Et pourtant, nos têtes pensantes s’assemblent, réunionnent à l’envie, le brainstorming pour slogan, de l’air pour résultat ou plutôt du vent.
Jugez-nous sur nos actes, consent-on à nous dire, l’air mystérieux, on ne peut vous dire ce qui va se passer, mais il va se passer des choses…
De quoi s’agit-il, de quoi parle-t-on ? la rumeur dit : de l’ordre va être remis dans les centres, les pratiques vont être uniformisées, l’opérationnel redimensionné, le service « qualité » réorganisé. Et toujours rien…
Transcom, c’est l’URSS teinté de Chine, une usine à gaz où « qui ventile à la sensation d’exister ». Alors, oui, il faut remettre de l’ordre :
La CFDT demande que les fonctions opérationnelles et qualité à l’intérieur de l’entreprise soit redéfinies, le lien de subordination de l’une à l’autre doit être établi.
- Ce n’est pas le cas
La CFDT réclame que les responsables des activités descendent de leurs piédestal et aillent sur le terrain constater par eux-mêmes les difficultés que rencontrent les agents sur le terrain et qu’au-delà de ça, ils travaillent véritablement à les solutionner.
- Ce n’est pas le cas
La CFDT réclame un système de prime sur objectif équitable, le nouveau système doit être revu et corrigé, un critère comme l’efficacité doit être revu, clarifié.
- Ce n’est pas le cas
La CFDT s’étonne de la chute des notes « qualité » constatée par les agents sur les activités depuis la remise en place du système de prime. Les agents et leurs TLs ont su maintenir le niveau de qualité depuis l’année dernière malgré l’absence de « rémunération additionnelle »
La CFDT rappelle à cet effet que les agents des activités TELE2mobile ou POWEO ont obtenu le label « Meilleur service clientèle de l’année » et que Transcom est fier de pouvoir arborer ce label, quand elle tente, avec la maladresse qu’on lui connaît, de proposer ses services, à de nouveaux prospects.
La direction doit savoir ce qu’elle veut et se donner les moyens d’y parvenir, il y a un véritable problème de motivation à Transcom, à tous les niveaux, c’est une évidence. Mais que l’on essaie pas de nous convaincre de la justesse des systèmes de prime en place, les critères PDP et les critères de primes sur objectif sont aberrants et n’ont rien de motivant.
Malgré l’inflation de responsables qualité, au sein de Transcom Worldwide, aucune ligne directrice n’est donnée, il serait temps que l’on s’y retrouve et que la logique l’emporte, la qualité doit servir l’opérationnel puisqu’il me semble que c’est sur la production(volumes traités) que nous sommes rémunérés.

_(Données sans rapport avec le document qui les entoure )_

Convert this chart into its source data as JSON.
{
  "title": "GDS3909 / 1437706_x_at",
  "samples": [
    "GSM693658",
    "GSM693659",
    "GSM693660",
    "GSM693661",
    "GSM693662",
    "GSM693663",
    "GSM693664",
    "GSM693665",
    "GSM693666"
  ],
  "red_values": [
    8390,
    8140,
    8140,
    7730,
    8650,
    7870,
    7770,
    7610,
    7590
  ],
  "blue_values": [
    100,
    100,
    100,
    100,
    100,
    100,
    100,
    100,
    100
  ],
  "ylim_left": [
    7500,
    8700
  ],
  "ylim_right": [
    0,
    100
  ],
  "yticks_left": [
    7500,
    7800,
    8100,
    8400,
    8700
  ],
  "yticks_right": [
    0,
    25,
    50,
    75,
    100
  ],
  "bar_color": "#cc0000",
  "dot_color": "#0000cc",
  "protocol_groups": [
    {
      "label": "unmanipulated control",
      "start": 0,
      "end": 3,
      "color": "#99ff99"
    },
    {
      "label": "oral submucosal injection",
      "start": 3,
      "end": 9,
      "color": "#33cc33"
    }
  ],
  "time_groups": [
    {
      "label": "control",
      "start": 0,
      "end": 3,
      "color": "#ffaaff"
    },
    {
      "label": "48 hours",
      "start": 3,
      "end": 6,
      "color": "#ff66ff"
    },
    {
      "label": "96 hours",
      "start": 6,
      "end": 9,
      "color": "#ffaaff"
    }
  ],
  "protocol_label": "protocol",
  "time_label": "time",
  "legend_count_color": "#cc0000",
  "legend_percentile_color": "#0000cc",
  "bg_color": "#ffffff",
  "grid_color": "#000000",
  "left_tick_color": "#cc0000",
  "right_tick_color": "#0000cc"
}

Ce qui nous manque, finalement, ce sont des cadres de terrain, qui savent ce que font leurs agents et ne se contentent pas de théoriser à l’infini sur les vertus magiques de leurs procédures.
Dans chaque centre, aux 4 coins de notre bel hexagone à six côtés, chaque salarié attend des éclaircissements sur la future organisation de l’entreprise et sur les gens qui vont mener cette réorganisation.
Pour l’heure, le doute domine… et l’inquiétude.